Cada cosa tiene su precio.
En buena casa, mal inquilino.
Cochinillo de Febrero, con su padre al humero.
Donde entra el mucho vino, sale el tino.
Las palabras son como las hojas, cuando más abundan poco frutos hay entre ellas.
Al viejo se le cae el diente pero no la simiente.
Lejos de los ojos, lejos del corazón.
Quien mucho duerme, legañas tiene.
y k siempre estas a mi lado por k hay veces k me siento tan sola y con mucho frio k kisiera irme pero tambien nose si tu señor me kieres e hecho tantas cosas malas k ya nose ni en k pensar me entiendes todo poderoso
Andando, andando que la Virgen te va ayudando.
La ley del embudo, para mí lo ancho y para ti lo agudo.
Aunque éstas obligado a amar a tu enemigo, no estás obligado a poner una espada en sus manos.
Ratoncitas y ratones, bonitos, pero ladrones.
El bien hacer abre cien puertas, y el mal agradecer las cierra.
Quien no tenga pan para Mayo, ni hierba para Abril, no le habría su madre de parir.
Más grande que la conquista en batalla de mil veces mil hombres es la conquista de uno mismo.
Lo que es ajeno, siempre clama por su dueño.
Al cuco no cuques y al ladrón no hurtes.
Hoy no se fía aquí, mañana sí.
A cuarto vale la vaca, y si no hay cuarto no hay vaca.
El que depende de la mesa de otro, con frecuencia cena tarde.
Dame dineros y no consejos.
Para el culo de una mujer y la mano de un barbero, siempre es Enero.
Ingrato, el volver mal por bien tiene por trato.
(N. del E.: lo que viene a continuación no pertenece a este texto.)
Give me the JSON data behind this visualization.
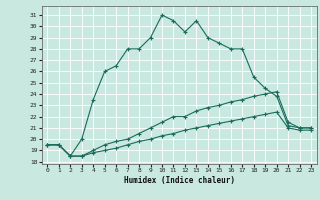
{
  "xlabel": "Humidex (Indice chaleur)",
  "ylabel": "",
  "bg_color": "#c8e8e0",
  "grid_color": "#ffffff",
  "line_color": "#1a6b5a",
  "xlim": [
    -0.5,
    23.5
  ],
  "ylim": [
    17.8,
    31.8
  ],
  "xticks": [
    0,
    1,
    2,
    3,
    4,
    5,
    6,
    7,
    8,
    9,
    10,
    11,
    12,
    13,
    14,
    15,
    16,
    17,
    18,
    19,
    20,
    21,
    22,
    23
  ],
  "yticks": [
    18,
    19,
    20,
    21,
    22,
    23,
    24,
    25,
    26,
    27,
    28,
    29,
    30,
    31
  ],
  "line1_x": [
    0,
    1,
    2,
    3,
    4,
    5,
    6,
    7,
    8,
    9,
    10,
    11,
    12,
    13,
    14,
    15,
    16,
    17,
    18,
    19,
    20,
    21,
    22,
    23
  ],
  "line1_y": [
    19.5,
    19.5,
    18.5,
    20.0,
    23.5,
    26.0,
    26.5,
    28.0,
    28.0,
    29.0,
    31.0,
    30.5,
    29.5,
    30.5,
    29.0,
    28.5,
    28.0,
    28.0,
    25.5,
    24.5,
    23.8,
    21.2,
    21.0,
    21.0
  ],
  "line2_x": [
    0,
    1,
    2,
    3,
    4,
    5,
    6,
    7,
    8,
    9,
    10,
    11,
    12,
    13,
    14,
    15,
    16,
    17,
    18,
    19,
    20,
    21,
    22,
    23
  ],
  "line2_y": [
    19.5,
    19.5,
    18.5,
    18.5,
    19.0,
    19.5,
    19.8,
    20.0,
    20.5,
    21.0,
    21.5,
    22.0,
    22.0,
    22.5,
    22.8,
    23.0,
    23.3,
    23.5,
    23.8,
    24.0,
    24.2,
    21.5,
    21.0,
    21.0
  ],
  "line3_x": [
    0,
    1,
    2,
    3,
    4,
    5,
    6,
    7,
    8,
    9,
    10,
    11,
    12,
    13,
    14,
    15,
    16,
    17,
    18,
    19,
    20,
    21,
    22,
    23
  ],
  "line3_y": [
    19.5,
    19.5,
    18.5,
    18.5,
    18.8,
    19.0,
    19.2,
    19.5,
    19.8,
    20.0,
    20.3,
    20.5,
    20.8,
    21.0,
    21.2,
    21.4,
    21.6,
    21.8,
    22.0,
    22.2,
    22.4,
    21.0,
    20.8,
    20.8
  ],
  "marker": "+",
  "markersize": 3,
  "linewidth": 0.8
}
Puro de Cobán, solo comen y se van
Adorar al santo por la peana.
Cada raposa mira por su cola.
A todo hay remedio sino a la muerte.
Tanto se pierde por carta de más como por carta de menos.
El ocioso vale para la plaza pero no para el trabajo.
El que quiere besar, busca la boca.
La desesperación convierte a un hombre infeliz en un hombre débil
De desagradecidos está el infierno henchido.
Beso de mudo, no le dé Dios a ninguno.